In contrast, BCCs incidence rates are rising rapidly, in conjunction with other non-melanoma skin cancer (NMSC) such as squamous cell carcinomas, Merkel cell carcinoma and eccrine porocarcinoma (1, 15–17). The cost and burden to the UK taxpayer is also rising rapidly and NMSC costs have been estimated to reach almost half a billion pounds in 2025 for the NHS (1).
Tan et al. (18) published observational data that suggested that periocular BCCs could grow rapidly, especially recurrent tumours, larger tumours and tumours in men. There was no direct comparison of growth rates between periocular and non-periocular tumours or other control groups. In this study, we wanted to examine whether there was evidence that BCCs actually grew at different rates based on their anatomical site of origin on the skin, calculate proper TVDTs to allow comparison with other tumours, and to estimate the BCC position in the hierarchy of human cancer growth rates for the first time.
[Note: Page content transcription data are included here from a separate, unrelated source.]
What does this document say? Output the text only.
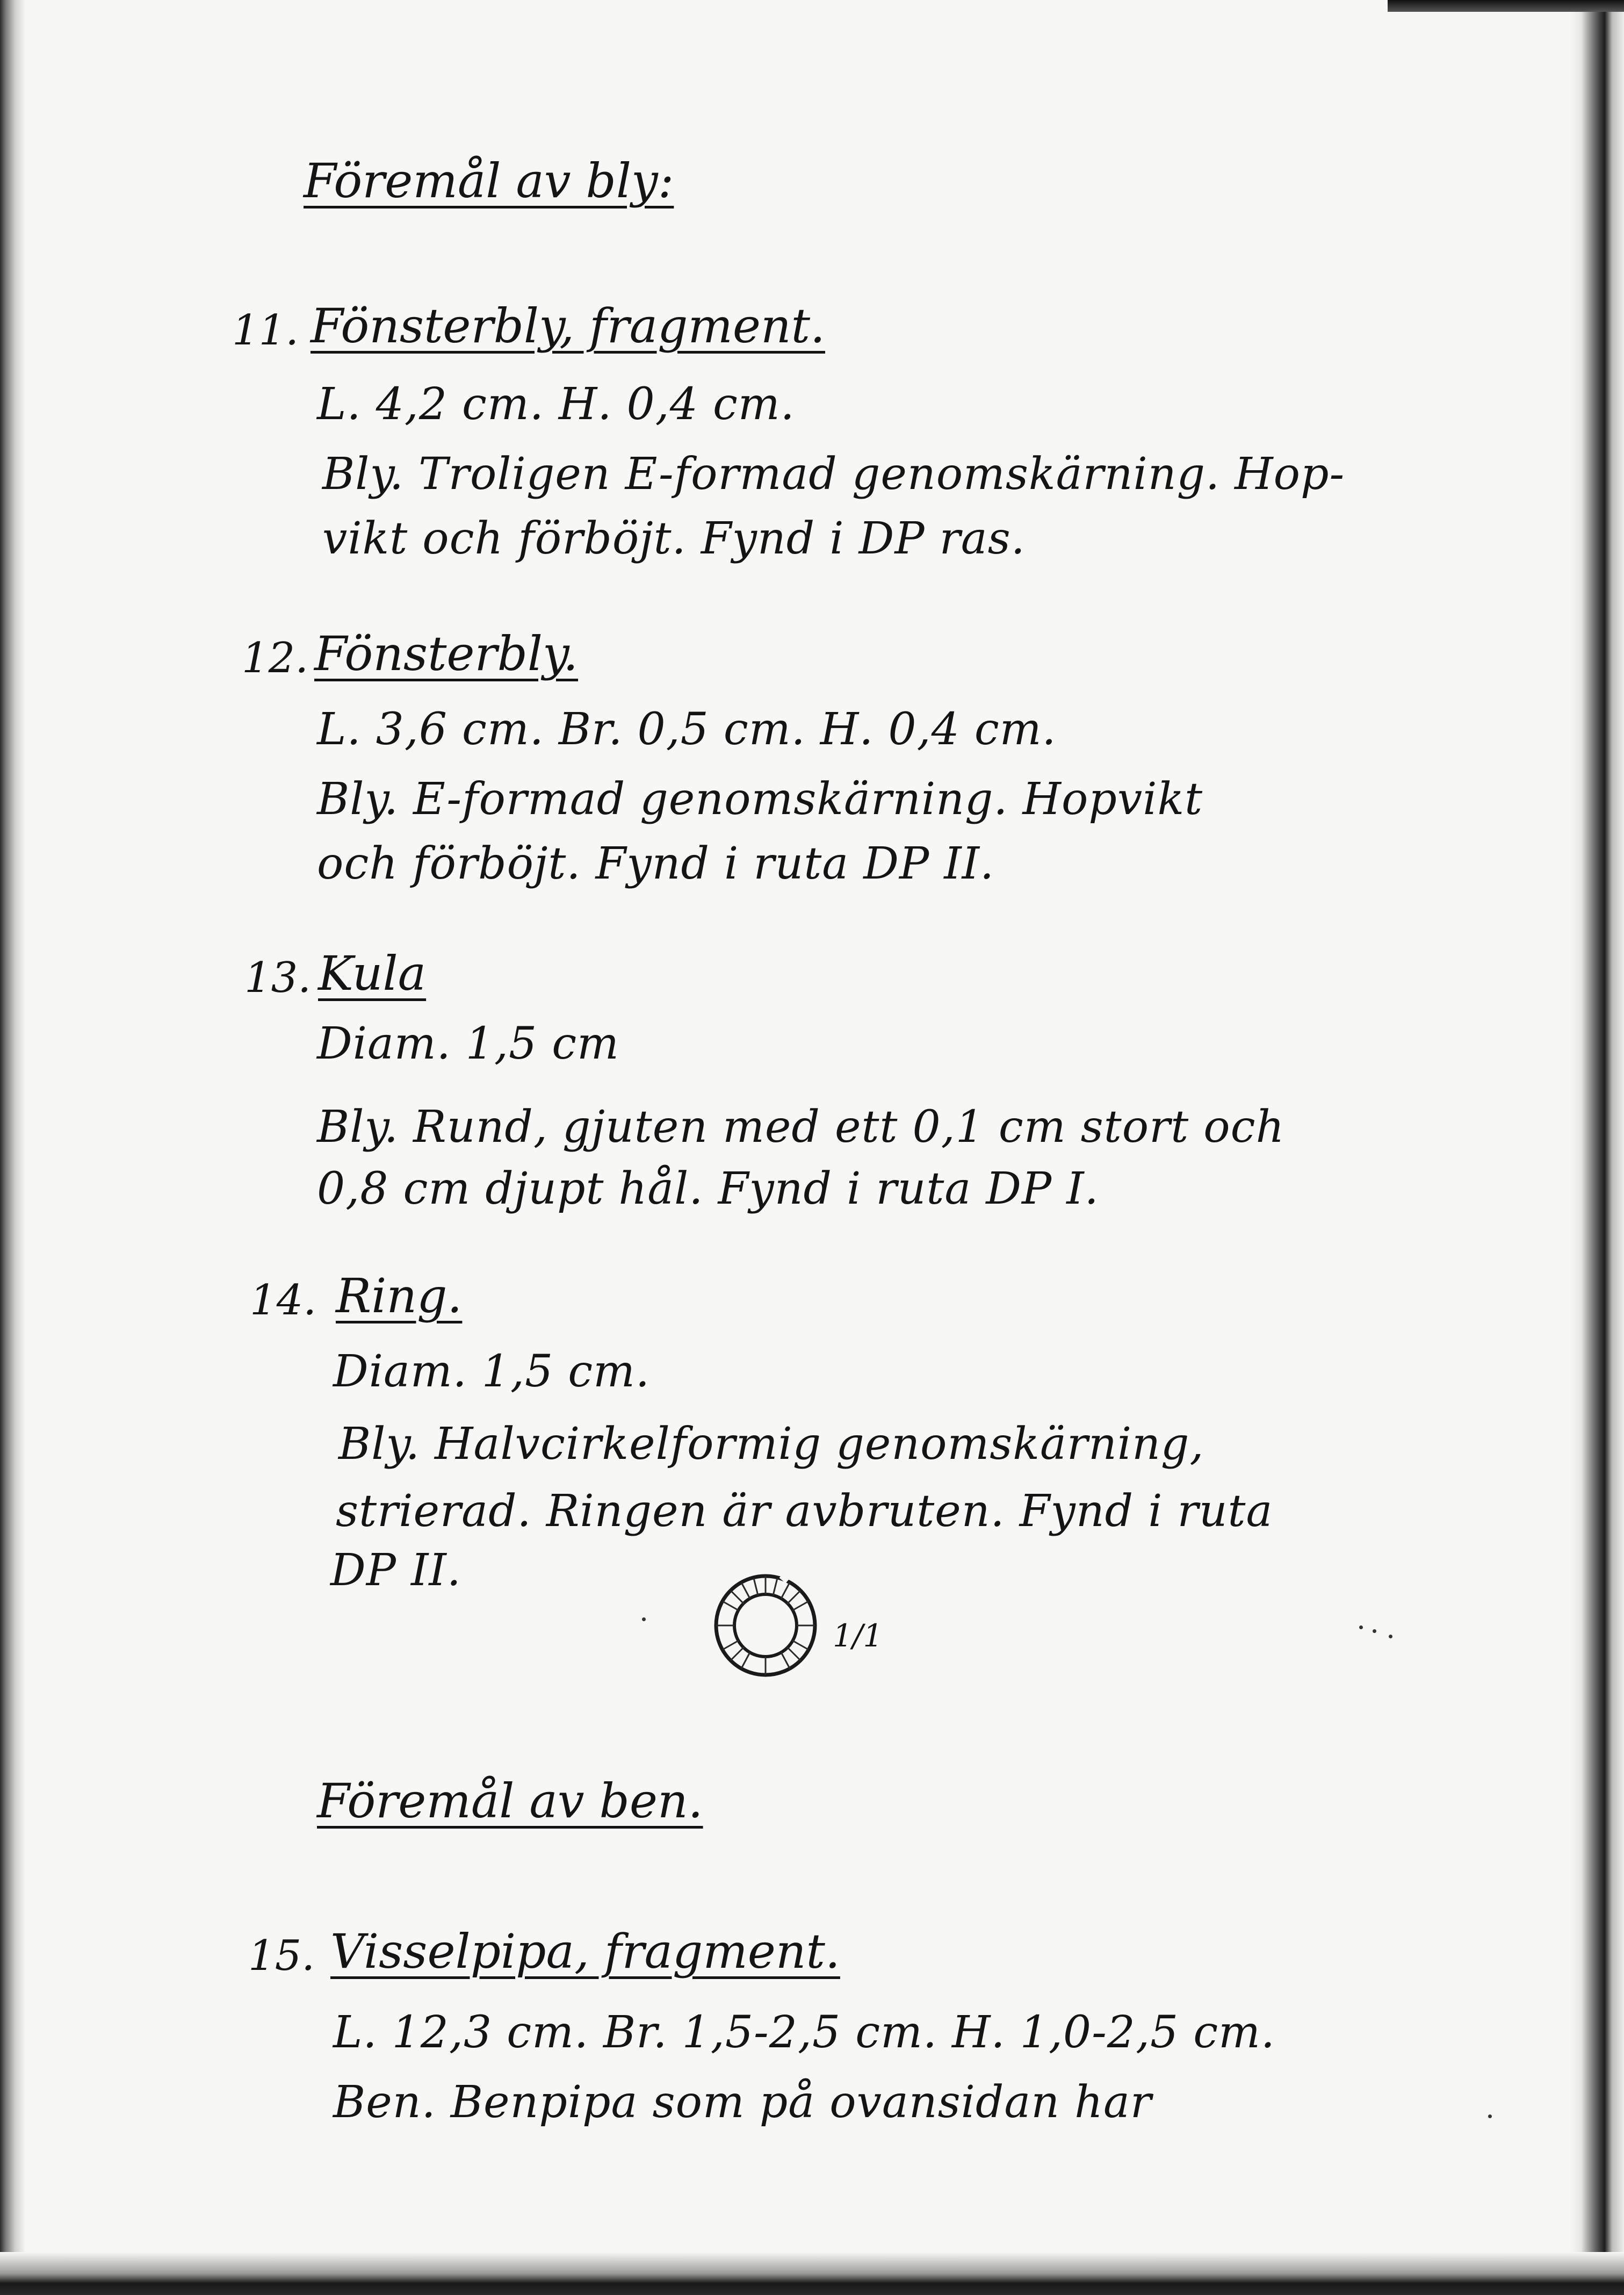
Föremål av bly:
11. Fönsterbly, fragment.
L. 4,2 cm. H. 0,4 cm.
Bly. Troligen E-formad genomskärning. Hop-
vikt och förböjt. Fynd i DP ras.
12. Fönsterbly.
L. 3,6 cm. Br. 0,5 cm. H. 0,4 cm.
Bly. E-formad genomskärning. Hopvikt
och förböjt. Fynd i ruta DP II.
13. Kula
Diam. 1,5 cm
Bly. Rund, gjuten med ett 0,1 cm stort och
0,8 cm djupt hål. Fynd i ruta DP I.
14. Ring.
Diam. 1,5 cm.
Bly. Halvcirkelformig genomskärning,
strierad. Ringen är avbruten. Fynd i ruta
DP II.
1/1
Föremål av ben.
15. Visselpipa, fragment.
L. 12,3 cm. Br. 1,5-2,5 cm. H. 1,0-2,5 cm.
Ben. Benpipa som på ovansidan har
We show that BCCs from periocular sites do not demonstrate faster growth rates than other non-periocular head and neck BCCs, indeed the converse may be true as the data trend is for a faster growth rate seen for the non-periocular tumours (non-significant). However, the sample size of 126 samples is not large and does not give sufficient analytical power for small differences. For the first time, we are able to estimate the TVDT for BCCs and give an approximation of the tumour’s growth rate compared to other published data. We show that the mean TVDT for head and neck BCCs is approximately 150 days. There are no data for BCCs from non-periocular head and neck sites, therefore we cannot comment on whether those tumours grow faster or slower than the periocular head and neck ones. The wide SD from the sample seen above (218.6 days) demonstrates the wide biological variation in growth rates and even regression seen in some of these tumours in this cohort. This is consistent with the observed clinical characteristics for these BCCs, with some regressing or disappearing after punch biopsies, etc, and this phenomenon has been reported before (18).
BCCs do seem to grow slower than more malignant tumours, such as primary breast or colorectal tumours, but the insignificant mortality rate can almost certainly be attributed to their unique biological characteristic of not metastasising to distant sites. In spite of this, neglected BCCs can cause significant morbidity if present on functionally and cosmetically sensitive areas (T-zone of face) on or adjacent to structures such as the eyes and nose. A gradual, relentless tumour expansion leads to local invasion and destruction of these structures leading to disfigurement, blindness and loss of function. These locally advanced tumours are often impossible to resect completely as the deep margins are frequently involved and the resulting defect would lead to even worse morbidity. Early resection of BCCs in these areas, preferably with Mohs surgery, is therefore important. Recent developments in medical treatment such as the hedgehog signalling pathway inhibitors (vismodegib and sonidegib) (19) have offered new hope for reducing BCC tissue mass in the long-term (not available in the UK on the NHS, but available in other countries), or prior to salvage surgery.
We would like to thank our colleagues in the Department of Dermatology, especially our Mohs surgeons; also our colleagues Mark Bartley (Medical Photography), George Meligonis (Consultant Histopathologist) and our patients for their input into this study.
The authors have no conflict of interest to declare.